CWmike writes "Despite its complexity, the software development process has gotten better over the years. 'Mature' programmers remember manual intervention and hand-tuning. Today's dev tools automatically perform complex functions that once had to be written explicitly. And most developers are glad of it. Yet, young whippersnappers may not even be aware that we old fogies had to do these things manually. Esther Schindler asked several longtime developers for their top old-school programming headaches and added many of her own to boot. Working with punch cards? Hungarian notation?"

3 of 731 comments (clear)

  1. Re:Hungarian Notation by smellotron · · Score: 5, Informative

    And the language type is rarely interesting- I want to know that the variable outsideTemp holds degrees farenheit, not that it's an integer. But Hungarian doesn't tell me that

    Good Hungarian notation does exactly that, actually. Check out Apps Hungarian, which encodes the semantic type of the data, rather than the language-level data type.

    Of course stupid Hungarian notation is stupid. Stupid anything is stupid. Problem is, most people don't hear about the right approach.

  2. Re:Fortran implicit integers by Geirzinho · · Score: 5, Informative

    Nonsense, it's simply because i - n commonly is used to denote integer variables (sum x_i from 1 to n) i mathematical notation. This is a practice dating back at least to Gauss.
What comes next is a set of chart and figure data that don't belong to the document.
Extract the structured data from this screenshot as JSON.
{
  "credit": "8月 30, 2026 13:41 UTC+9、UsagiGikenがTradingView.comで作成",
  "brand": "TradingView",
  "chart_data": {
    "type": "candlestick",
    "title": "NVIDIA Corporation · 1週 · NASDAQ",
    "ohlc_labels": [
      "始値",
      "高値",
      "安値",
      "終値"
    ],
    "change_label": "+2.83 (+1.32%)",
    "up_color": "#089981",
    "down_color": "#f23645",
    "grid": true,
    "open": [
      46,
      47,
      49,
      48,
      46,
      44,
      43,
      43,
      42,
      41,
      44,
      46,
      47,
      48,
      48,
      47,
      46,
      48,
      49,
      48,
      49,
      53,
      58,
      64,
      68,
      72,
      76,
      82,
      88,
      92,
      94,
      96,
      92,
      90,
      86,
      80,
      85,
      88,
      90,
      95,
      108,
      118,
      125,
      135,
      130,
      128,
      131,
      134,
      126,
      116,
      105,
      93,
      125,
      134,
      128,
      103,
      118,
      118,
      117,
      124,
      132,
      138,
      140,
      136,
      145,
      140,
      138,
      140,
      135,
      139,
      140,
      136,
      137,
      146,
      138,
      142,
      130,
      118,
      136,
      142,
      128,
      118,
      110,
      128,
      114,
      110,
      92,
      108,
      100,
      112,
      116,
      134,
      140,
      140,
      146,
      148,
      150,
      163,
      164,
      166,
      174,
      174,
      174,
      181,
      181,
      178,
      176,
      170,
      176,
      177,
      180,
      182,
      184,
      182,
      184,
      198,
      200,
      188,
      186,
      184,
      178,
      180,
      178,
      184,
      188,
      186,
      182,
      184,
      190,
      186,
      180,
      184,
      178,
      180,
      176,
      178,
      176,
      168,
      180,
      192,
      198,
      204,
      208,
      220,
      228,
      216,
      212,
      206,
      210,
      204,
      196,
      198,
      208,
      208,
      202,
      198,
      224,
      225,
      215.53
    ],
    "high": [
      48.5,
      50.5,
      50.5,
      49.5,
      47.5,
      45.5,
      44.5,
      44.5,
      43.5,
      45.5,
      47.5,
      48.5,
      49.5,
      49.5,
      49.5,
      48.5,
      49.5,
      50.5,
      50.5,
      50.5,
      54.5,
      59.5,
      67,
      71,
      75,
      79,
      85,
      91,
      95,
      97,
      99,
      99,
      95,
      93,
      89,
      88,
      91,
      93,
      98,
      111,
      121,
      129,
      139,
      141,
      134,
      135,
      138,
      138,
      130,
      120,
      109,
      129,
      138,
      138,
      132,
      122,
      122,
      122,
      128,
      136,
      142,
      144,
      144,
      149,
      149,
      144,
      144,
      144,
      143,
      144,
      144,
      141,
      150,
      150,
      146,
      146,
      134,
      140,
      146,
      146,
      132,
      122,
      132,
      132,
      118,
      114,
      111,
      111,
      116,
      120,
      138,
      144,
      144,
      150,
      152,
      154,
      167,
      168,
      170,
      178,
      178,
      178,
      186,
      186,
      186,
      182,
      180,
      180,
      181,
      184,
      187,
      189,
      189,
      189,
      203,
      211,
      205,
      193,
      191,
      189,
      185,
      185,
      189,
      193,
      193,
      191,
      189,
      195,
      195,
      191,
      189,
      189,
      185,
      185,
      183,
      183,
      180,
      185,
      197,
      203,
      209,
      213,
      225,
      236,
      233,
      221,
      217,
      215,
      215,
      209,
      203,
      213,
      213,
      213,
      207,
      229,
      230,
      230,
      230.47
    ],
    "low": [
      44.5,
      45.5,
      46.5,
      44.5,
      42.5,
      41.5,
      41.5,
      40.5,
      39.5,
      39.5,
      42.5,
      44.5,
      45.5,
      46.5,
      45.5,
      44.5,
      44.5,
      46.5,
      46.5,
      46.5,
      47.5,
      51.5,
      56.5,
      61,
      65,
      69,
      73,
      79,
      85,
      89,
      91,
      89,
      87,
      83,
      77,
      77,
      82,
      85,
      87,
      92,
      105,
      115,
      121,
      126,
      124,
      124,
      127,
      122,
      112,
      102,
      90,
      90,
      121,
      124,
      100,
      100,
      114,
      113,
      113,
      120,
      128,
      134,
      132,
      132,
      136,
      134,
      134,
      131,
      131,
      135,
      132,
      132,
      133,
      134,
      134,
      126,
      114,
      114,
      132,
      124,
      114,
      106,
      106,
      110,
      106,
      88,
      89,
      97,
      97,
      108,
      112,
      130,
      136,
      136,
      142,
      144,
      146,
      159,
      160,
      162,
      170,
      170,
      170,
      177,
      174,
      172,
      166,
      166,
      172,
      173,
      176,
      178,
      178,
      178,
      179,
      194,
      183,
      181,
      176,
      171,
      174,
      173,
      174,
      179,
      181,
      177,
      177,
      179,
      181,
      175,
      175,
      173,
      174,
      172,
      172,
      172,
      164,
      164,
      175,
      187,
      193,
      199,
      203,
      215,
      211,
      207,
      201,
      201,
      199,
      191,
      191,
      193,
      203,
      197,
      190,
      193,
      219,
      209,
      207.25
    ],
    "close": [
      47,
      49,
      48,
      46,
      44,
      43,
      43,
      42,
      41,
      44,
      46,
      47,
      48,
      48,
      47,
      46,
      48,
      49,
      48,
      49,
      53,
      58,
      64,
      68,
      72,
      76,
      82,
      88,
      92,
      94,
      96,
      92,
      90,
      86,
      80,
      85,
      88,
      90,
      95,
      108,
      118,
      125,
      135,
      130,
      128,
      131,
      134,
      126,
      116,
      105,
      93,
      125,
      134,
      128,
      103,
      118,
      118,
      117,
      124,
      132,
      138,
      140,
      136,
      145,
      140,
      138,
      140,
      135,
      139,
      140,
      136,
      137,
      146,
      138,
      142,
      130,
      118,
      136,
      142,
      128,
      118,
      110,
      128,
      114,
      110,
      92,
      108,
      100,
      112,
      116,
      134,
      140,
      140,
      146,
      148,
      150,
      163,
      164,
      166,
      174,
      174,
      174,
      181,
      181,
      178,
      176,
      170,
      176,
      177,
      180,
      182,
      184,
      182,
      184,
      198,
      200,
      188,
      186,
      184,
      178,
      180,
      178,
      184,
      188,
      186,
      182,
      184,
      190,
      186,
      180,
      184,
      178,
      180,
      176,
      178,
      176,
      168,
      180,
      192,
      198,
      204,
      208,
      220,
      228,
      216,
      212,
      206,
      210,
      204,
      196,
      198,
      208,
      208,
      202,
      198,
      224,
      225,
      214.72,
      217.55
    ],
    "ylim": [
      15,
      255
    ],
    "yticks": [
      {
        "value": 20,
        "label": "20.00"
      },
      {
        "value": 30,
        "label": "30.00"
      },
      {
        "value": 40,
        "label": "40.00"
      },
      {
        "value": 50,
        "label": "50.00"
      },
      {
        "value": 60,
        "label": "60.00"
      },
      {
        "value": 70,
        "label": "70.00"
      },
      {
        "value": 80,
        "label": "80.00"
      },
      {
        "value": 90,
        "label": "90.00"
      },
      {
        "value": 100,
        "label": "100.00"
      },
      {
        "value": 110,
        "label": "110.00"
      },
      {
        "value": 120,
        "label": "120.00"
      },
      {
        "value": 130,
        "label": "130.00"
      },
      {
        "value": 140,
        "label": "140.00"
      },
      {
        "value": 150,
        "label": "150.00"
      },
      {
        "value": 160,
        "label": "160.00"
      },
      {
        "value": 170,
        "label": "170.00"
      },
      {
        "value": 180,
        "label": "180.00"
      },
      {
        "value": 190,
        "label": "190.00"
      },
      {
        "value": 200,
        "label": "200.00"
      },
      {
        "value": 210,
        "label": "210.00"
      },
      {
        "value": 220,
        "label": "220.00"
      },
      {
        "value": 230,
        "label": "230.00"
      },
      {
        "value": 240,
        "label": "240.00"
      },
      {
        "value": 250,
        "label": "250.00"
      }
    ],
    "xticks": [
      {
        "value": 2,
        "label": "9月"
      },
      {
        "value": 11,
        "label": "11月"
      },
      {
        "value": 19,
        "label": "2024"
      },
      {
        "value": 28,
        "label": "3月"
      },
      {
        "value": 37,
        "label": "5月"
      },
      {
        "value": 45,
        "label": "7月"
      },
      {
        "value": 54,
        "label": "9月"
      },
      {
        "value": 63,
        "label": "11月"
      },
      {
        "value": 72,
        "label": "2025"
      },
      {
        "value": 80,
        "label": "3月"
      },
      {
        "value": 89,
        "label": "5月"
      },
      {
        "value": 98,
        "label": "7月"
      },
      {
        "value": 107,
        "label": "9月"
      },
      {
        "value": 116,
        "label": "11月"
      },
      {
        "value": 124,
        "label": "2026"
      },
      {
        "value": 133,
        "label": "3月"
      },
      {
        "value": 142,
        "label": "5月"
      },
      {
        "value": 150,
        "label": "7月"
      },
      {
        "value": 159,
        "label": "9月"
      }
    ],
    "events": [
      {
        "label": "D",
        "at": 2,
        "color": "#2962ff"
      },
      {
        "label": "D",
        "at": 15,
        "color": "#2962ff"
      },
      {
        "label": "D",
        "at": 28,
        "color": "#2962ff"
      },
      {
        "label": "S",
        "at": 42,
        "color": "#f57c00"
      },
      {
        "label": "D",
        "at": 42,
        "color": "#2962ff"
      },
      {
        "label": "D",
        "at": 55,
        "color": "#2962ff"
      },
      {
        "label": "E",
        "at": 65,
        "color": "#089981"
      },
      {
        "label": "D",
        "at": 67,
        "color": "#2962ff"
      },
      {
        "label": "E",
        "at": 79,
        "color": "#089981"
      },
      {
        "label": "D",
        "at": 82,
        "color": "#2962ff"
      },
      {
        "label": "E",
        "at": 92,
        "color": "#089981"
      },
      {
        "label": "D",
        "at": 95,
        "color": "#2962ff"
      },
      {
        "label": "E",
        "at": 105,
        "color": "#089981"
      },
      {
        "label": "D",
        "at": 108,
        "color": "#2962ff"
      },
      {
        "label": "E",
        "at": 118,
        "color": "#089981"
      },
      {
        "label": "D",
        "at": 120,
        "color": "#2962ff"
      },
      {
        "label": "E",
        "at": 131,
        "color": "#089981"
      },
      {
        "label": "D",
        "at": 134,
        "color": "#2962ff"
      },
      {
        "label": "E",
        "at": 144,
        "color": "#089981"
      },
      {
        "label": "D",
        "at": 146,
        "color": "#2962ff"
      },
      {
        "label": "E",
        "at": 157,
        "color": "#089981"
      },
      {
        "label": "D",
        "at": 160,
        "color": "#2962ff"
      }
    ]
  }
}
  3. Premature optimizations by IntentionalStance · · Score: 5, Informative

    This is one of my favourite quotes:

    "The First Rule of Program Optimization: Don't do it. The Second Rule of Program Optimization (for experts only!): Don't do it yet." - Michael A. Jackson

    That being said, when I hit the experts only situation I can usually get 2 orders of magnitude improvement in speed. I just then have to spend the time to document the hell out of it so that the next poor bastard who maintains the code can understand what on earth I've done. Especially given that all too often I am this poor bastard.